A paddle out to honour a well-known New Brighton surfer who passed away after a short battle with cancer was held on Saturday.
Families, friends and fellow surfers gathered at the north ramp near the New Brighton Pier to remember Rangimaria (Rangi) Adrian Te Otimi King, 42, who died from liver cancer on May 4.
Described as an “outstanding surfer” and a “New Brighton legend”, King was a professional surfer whose career took off in the late 1980s. He was a member of the New Zealand scholastics team and his career highlights included beating former professional surfer Martin Potter.
King was competing at the Konica all stars skin contest at Sandon Point, Wollongong, when he beat Potter in the early 1990s.
King narrowly came second to Australian surfer Mark Occhilupo in the Konica contest.
He began surfing at age 11 after volunteers, including his father Wally, helped start a surfing programme as part of St Ambrose Anglican Church’s drop-in centre.
Faith Family Fellowship Aranui soon found out the group was interested in surfing and donated their old surfboards from the 1940s.
It wasn’t long before King “caught the bug”. He took just three weeks to pick up surfing while the rest of the group took about 18 months.
His sister Nga Anderson said he would borrow other people’s surfboards and they would laugh at him until they saw him surf.
“That was when they had different respect for him,” she said.
EXIT Surf Shop owner Tristan Bennett said no one had heard of him before he competed in a Canterbury scholastic surfing competition when he was 13 and “blew everyone away”.
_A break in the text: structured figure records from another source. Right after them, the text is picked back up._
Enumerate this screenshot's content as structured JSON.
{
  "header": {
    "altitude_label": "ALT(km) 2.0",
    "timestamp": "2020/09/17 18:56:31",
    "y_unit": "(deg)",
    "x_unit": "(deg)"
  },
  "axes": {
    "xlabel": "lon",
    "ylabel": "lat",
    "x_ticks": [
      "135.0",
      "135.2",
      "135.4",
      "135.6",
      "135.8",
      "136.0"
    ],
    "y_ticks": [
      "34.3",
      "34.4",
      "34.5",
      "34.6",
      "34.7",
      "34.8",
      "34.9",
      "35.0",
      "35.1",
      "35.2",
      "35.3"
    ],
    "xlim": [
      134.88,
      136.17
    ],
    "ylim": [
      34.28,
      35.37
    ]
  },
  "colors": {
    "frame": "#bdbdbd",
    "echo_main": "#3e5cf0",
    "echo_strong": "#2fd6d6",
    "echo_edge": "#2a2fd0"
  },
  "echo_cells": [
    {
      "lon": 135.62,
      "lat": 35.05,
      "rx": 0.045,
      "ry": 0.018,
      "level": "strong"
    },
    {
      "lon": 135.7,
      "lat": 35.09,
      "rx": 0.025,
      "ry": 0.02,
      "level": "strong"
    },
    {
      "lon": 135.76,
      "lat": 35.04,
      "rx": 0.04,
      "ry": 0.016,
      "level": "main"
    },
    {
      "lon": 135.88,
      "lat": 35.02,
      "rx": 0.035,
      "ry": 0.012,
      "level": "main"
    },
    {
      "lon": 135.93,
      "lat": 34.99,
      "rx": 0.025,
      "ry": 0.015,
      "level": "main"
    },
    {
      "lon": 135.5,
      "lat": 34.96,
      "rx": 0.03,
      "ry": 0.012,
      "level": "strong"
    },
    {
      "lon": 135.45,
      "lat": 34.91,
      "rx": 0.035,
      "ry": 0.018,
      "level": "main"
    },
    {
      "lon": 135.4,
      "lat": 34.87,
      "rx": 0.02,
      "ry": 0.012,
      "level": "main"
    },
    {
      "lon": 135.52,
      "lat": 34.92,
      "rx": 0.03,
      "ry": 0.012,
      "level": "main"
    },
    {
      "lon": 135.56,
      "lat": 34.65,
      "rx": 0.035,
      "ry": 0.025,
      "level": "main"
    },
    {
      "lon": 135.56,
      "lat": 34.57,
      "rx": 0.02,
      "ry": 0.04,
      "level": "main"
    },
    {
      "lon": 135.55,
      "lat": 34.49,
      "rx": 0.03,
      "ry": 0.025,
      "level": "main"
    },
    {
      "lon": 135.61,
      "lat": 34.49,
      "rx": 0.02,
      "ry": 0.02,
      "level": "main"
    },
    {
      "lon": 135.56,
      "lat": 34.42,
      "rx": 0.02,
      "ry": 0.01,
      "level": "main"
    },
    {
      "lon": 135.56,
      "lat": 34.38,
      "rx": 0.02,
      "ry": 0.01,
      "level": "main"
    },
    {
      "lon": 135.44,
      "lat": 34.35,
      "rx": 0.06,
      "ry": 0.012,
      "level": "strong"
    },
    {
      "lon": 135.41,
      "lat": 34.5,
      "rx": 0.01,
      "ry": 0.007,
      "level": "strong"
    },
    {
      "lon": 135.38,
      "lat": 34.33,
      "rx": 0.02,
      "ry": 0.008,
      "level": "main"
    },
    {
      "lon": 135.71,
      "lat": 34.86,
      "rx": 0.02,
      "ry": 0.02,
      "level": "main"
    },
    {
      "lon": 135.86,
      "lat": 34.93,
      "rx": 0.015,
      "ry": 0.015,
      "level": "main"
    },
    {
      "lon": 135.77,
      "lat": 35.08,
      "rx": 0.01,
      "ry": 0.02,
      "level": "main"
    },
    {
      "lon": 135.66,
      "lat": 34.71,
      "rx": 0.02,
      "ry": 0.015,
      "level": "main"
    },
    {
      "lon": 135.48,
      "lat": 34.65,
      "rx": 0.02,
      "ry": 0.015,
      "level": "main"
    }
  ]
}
“I have got people who would come into the surf shop and say ‘I have just been down at Brighton; there is a kid out there destroying it’,” he said.
Photographer Warren Hawke, who travelled with King for photoshoots over a period of two to three years, said he had an uncanny natural surfing ability.
He said at the beginning of his career, King started to win contests on surfboards which were not even up to high performance level at the time.
He was quickly picked up as a professional and sponsored by the Exit Surf Shop, surf clothing and board company O’Neill, and POTTZ Surfboards, among others.
King’s pro career lasted more than 10 years into his early 20s.
After he stopped surfing professionally, he continued to teach surfing in New Brighton.
Close friend Sam Johnston, who started out surfing with King, said he was unique in and out of the water, a talented guitarist and good at any sport he played.
Another friend Haydo Brain said King was one of the most influential surfers for him growing up, and one of New Zealand’s best, fastest and most progressive board riders during and after his pro carreer.
Hundreds turned out for King’s funeral at Clareville Cemetery, Carterton, on May 7.